Kano State needs at least 23,000 frontline health workers to meet the immediate needs of providing quality primary health care services, the Executive Secretary of…

Kano State needs at least 23,000 frontline health workers to meet the immediate needs of providing quality primary health care services, the Executive Secretary of the state’s Primary Healthcare Management Board, Dr Tijjani Hussain, has said.

Hussain spoke yesterday in Kano at a one-day Primary Health Care Policy Dialogue organised by the Nigeria Health Watch with the theme, “Strengthening human resources for health and achieving sustainable financing for primary health care.”

 He said with about 19,000 healthcare workers in the state, only 9,000 were permanently engaged out of which about 6,000 were frontline workers.

 He said that put the gap in the state’s human resources for healthcare at 17,000. 

On efforts the government was taking to bridge the gap, the state’s Commissioner for Health, Dr Aminu Tsanyawa, said even with the economic situation, the governor had approved the employment of 1,500 critical manpower and the recruitment of 56 medical doctors.

Tsanyawa, who attributed the gaps to years of neglect of the primary healthcare sector, added that the government would utilise the about 12,000 “Workforce available to us that are not frontline to see how we can make them useful, train them and give them short courses, using task shifting and task sharing to see how they are made available to serve as frontline workers.
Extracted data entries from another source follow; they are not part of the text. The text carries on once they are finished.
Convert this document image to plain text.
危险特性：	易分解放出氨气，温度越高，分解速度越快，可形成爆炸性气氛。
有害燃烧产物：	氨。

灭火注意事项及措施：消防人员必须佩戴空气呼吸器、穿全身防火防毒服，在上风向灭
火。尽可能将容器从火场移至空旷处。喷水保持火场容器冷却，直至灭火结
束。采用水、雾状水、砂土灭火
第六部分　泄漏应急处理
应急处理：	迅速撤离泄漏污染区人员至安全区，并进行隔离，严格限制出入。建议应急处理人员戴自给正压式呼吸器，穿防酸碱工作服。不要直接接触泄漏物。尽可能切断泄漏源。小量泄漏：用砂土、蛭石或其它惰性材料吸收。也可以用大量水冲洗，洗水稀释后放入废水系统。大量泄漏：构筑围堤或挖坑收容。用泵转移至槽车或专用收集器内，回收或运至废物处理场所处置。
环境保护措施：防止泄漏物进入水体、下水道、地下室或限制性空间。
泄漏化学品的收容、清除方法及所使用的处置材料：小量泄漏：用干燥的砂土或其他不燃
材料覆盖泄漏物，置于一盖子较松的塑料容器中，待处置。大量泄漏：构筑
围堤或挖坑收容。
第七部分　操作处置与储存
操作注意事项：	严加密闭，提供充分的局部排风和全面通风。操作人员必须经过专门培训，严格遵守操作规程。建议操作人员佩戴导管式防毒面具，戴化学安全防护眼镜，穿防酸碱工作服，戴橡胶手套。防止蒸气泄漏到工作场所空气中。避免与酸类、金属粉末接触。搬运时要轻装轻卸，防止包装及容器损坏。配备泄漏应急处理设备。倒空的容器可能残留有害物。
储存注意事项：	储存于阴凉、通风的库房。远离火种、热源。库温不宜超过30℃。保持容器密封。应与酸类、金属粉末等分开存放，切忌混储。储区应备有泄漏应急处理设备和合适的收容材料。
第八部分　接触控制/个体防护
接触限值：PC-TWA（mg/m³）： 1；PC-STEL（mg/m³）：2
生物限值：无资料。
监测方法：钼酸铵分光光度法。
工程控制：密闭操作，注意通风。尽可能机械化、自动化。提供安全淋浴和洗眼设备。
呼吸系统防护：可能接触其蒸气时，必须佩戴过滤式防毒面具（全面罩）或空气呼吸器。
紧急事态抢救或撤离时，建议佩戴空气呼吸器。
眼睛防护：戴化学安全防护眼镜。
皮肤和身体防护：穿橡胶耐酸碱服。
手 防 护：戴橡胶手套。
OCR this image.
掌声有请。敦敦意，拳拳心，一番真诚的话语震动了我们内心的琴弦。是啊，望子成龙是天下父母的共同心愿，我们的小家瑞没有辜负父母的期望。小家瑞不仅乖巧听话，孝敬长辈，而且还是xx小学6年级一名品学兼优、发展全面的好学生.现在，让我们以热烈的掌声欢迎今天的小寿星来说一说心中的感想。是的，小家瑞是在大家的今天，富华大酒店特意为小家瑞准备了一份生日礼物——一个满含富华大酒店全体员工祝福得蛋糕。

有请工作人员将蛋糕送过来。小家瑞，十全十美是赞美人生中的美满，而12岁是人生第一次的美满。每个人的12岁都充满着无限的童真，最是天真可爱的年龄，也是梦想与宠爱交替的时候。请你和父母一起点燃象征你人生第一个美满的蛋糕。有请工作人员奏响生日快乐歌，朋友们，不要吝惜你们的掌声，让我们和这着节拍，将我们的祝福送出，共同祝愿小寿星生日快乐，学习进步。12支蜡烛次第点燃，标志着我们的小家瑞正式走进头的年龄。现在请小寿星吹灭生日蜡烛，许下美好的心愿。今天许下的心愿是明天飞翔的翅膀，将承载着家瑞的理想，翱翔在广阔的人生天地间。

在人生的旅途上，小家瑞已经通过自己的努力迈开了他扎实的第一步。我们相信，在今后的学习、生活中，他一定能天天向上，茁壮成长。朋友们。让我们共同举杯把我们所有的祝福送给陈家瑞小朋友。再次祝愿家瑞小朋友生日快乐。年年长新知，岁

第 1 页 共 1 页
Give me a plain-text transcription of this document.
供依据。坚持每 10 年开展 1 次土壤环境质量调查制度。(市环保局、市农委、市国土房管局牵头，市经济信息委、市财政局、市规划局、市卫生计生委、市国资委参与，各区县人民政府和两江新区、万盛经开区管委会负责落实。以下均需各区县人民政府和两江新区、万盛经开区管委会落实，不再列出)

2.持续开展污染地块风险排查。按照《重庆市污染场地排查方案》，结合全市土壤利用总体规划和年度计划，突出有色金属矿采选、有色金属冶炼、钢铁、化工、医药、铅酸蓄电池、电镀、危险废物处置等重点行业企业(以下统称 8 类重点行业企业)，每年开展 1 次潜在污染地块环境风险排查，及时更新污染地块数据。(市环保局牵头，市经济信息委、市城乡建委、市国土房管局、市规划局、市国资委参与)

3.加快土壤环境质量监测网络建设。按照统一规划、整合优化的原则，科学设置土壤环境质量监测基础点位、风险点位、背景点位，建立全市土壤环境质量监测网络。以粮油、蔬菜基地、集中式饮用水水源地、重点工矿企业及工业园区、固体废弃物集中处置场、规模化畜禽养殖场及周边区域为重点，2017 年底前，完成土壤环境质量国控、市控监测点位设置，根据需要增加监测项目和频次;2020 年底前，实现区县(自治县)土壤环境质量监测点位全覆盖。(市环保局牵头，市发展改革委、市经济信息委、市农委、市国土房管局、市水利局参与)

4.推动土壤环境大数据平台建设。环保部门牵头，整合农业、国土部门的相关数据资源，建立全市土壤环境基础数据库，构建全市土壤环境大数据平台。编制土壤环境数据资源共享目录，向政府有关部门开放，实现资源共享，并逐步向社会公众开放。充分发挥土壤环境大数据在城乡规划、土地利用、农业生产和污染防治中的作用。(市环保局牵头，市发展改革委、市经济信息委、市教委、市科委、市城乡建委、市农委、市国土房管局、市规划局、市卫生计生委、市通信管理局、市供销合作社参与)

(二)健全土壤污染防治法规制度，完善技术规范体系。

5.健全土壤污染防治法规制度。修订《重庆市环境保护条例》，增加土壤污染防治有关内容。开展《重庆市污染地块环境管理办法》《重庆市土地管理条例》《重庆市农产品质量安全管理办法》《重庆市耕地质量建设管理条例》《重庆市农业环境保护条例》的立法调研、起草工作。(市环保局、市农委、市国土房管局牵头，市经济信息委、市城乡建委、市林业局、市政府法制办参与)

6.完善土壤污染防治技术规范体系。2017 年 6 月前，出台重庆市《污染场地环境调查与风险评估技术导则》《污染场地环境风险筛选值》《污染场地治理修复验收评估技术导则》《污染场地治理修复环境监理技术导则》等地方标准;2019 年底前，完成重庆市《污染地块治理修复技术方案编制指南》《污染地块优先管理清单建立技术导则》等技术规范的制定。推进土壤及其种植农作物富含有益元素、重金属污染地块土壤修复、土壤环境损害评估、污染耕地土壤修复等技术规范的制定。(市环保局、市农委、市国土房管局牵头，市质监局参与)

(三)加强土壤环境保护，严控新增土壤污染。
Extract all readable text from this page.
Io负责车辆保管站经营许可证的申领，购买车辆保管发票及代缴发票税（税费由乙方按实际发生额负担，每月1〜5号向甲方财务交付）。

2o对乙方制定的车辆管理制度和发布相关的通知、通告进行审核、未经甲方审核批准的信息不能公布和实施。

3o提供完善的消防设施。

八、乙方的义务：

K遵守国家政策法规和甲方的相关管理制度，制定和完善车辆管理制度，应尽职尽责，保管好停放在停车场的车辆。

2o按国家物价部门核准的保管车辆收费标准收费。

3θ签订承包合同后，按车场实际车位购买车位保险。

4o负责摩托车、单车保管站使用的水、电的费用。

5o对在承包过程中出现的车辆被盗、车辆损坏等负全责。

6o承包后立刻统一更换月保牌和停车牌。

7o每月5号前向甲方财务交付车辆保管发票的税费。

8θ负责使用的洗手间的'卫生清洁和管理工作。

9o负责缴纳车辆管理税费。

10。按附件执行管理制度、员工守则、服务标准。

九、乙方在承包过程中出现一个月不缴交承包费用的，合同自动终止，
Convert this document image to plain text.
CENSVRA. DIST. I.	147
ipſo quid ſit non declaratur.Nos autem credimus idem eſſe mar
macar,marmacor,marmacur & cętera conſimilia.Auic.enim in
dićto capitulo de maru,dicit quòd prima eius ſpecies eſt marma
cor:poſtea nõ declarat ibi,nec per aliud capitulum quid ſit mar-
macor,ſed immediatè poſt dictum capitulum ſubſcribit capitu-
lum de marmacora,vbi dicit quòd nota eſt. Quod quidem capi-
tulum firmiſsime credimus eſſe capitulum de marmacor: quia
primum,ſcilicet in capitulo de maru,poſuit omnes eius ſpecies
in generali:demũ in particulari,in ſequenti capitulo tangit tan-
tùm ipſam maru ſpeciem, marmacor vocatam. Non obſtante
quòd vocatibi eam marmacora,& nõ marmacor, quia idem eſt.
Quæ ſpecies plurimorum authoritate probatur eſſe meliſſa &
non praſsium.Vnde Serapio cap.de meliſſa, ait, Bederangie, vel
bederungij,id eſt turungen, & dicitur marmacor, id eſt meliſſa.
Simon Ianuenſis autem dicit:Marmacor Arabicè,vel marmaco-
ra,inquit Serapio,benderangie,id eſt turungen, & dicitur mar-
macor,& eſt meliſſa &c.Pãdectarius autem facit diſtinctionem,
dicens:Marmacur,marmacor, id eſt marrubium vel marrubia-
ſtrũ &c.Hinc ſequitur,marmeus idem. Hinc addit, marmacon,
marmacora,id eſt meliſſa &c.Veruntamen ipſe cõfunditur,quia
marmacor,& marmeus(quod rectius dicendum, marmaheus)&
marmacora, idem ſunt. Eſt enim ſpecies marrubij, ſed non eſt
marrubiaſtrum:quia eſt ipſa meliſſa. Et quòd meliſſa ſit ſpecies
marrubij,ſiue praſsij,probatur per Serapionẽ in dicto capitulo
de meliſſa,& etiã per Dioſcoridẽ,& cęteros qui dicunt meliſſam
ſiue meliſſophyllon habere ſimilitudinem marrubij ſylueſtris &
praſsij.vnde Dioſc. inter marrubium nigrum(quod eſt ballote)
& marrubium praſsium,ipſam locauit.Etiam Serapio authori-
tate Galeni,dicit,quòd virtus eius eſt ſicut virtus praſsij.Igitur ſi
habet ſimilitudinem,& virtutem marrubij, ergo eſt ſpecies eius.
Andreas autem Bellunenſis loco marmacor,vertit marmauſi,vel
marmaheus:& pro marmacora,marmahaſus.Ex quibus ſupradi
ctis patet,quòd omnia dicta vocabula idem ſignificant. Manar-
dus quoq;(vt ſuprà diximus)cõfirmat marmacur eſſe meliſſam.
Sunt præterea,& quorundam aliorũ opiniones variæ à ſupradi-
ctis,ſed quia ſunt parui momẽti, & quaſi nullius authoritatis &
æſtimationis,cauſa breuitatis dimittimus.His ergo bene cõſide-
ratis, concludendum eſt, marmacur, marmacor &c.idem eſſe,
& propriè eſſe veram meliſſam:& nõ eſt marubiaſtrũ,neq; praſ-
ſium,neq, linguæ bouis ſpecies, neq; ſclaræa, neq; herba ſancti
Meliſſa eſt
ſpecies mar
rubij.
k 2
 “The government is also improving on the two healthcare training institutions in the state to increase the number of outputs from them.”

 On her part, the Managing Director of Nigeria Health Watch, Dr Vivianne Ihekweazu, advised all states to look at existing policies in the country to bridge the gap. 

She stated that the majority of healthcare needs of Nigerians could be met when proven models are deployed to strengthen primary healthcare.